It’s America’s birthday next week. Let’s raise a toast with wines made from grapes grown on American soil.
A diverse selection of wines are being made in the United States. It’s exciting to see the industry flourish, especially in places that don’t immediately spring to mind for wine.
Wine is made in all 50 states. Some states’ industries are just getting started, while others, such as California, are well-established. We celebrate American can-do spirit when we support local American producers. If some of these aren’t on your radar, seek out a bottle or two on your next trip to the wine store.
• Show-stopping rieslings are coming out of the gorgeous Finger Lakes region in New York. The district should be on everyone’s lists for a must-do wine trip.
• Although Oregon’s signature white grape is pinot gris, the quality of riesling from that state may challenge that idea. Michigan and Colorado boast a couple of top-notch rieslings, too.
• It’s hard to believe grapes can even grow in New Mexico, but sparkling wines from here can be tart, delicious, and affordable.
• Try Arizona for delicious Rhone-style grape blends that show pretty fruit and spice character.
• Traminette and chambourcin grapes are hybrids, crosses between the more familiar European varieties and the hardier but lesser-known American varieties.

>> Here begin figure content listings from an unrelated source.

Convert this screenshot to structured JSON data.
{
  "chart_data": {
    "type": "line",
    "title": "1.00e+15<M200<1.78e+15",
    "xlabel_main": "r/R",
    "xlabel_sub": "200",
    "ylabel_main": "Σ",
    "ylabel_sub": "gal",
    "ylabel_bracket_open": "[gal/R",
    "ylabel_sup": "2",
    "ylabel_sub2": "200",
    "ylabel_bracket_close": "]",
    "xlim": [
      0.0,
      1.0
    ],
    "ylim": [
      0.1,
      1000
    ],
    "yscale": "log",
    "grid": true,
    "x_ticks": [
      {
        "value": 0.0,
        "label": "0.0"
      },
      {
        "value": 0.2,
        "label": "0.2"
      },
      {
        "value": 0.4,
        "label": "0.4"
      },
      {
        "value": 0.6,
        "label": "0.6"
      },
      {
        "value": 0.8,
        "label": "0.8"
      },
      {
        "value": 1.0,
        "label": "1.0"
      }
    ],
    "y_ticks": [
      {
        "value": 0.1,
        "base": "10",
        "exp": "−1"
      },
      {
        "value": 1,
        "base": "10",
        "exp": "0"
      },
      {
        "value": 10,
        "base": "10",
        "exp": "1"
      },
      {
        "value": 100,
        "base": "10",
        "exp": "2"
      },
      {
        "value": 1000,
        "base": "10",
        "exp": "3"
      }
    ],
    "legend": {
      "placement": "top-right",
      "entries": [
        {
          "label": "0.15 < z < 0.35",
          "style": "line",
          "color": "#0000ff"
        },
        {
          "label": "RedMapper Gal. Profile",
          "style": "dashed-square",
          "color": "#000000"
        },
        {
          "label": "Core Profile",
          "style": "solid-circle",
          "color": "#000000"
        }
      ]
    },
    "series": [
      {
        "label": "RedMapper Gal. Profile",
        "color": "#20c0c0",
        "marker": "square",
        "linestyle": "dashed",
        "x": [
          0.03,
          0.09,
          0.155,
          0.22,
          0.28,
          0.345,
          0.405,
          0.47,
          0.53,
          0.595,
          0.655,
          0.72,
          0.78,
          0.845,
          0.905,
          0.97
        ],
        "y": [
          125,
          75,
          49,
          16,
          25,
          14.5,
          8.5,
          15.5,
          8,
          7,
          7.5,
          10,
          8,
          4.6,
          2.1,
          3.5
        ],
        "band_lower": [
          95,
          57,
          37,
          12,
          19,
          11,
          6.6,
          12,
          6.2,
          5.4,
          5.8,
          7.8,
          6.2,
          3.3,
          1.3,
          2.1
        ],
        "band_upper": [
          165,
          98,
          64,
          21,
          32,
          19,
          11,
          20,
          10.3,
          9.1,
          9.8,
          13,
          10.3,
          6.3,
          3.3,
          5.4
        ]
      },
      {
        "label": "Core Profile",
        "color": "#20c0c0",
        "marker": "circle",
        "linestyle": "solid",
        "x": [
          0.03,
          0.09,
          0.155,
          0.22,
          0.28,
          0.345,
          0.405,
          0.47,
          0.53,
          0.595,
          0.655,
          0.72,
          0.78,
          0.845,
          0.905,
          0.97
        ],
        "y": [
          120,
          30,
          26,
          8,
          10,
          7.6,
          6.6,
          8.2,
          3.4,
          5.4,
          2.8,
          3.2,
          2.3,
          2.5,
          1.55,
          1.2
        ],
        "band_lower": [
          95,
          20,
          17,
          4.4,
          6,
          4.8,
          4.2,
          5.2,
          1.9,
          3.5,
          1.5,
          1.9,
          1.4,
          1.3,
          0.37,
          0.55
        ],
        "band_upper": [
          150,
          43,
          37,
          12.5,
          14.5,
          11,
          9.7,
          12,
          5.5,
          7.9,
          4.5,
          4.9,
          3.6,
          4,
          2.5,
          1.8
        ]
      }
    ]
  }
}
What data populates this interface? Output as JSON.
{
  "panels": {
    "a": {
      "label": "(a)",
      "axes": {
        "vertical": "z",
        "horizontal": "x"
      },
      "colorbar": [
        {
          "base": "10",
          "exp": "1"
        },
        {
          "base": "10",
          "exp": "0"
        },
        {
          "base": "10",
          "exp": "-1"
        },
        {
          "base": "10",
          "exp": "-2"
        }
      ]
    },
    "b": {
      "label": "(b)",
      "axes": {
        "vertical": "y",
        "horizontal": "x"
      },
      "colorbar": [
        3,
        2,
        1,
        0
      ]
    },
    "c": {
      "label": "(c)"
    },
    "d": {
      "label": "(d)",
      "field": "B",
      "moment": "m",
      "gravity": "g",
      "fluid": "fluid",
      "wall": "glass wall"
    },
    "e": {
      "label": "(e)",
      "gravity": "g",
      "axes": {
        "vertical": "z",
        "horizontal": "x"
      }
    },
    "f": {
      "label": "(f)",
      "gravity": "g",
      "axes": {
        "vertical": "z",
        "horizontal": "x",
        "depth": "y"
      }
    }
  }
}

Standing in a pretty North Carolina vineyard with a grower recently, I asked what should be growing in our hot, humid summers. Those two were his top picks. Our neighbors in Virginia already know it. Traminette is a hit there.
• Texas is doing wonderful things with tempranillo, the grape best known from the Spanish wine region Rioja.
• Muscadine wines, ranging from slightly sweet and fizzy to full-on dessert wines, are terrific from Florida, Georgia, and South Carolina.
• Ohio is home to producers making pretty and elegant wines from the chardonnay grape.
And these are just a few of the wines to try. Check out what is on the shelves at your favorite merchant. When the fireworks start to pop on the Fourth, perhaps you can pop a cork to American wine.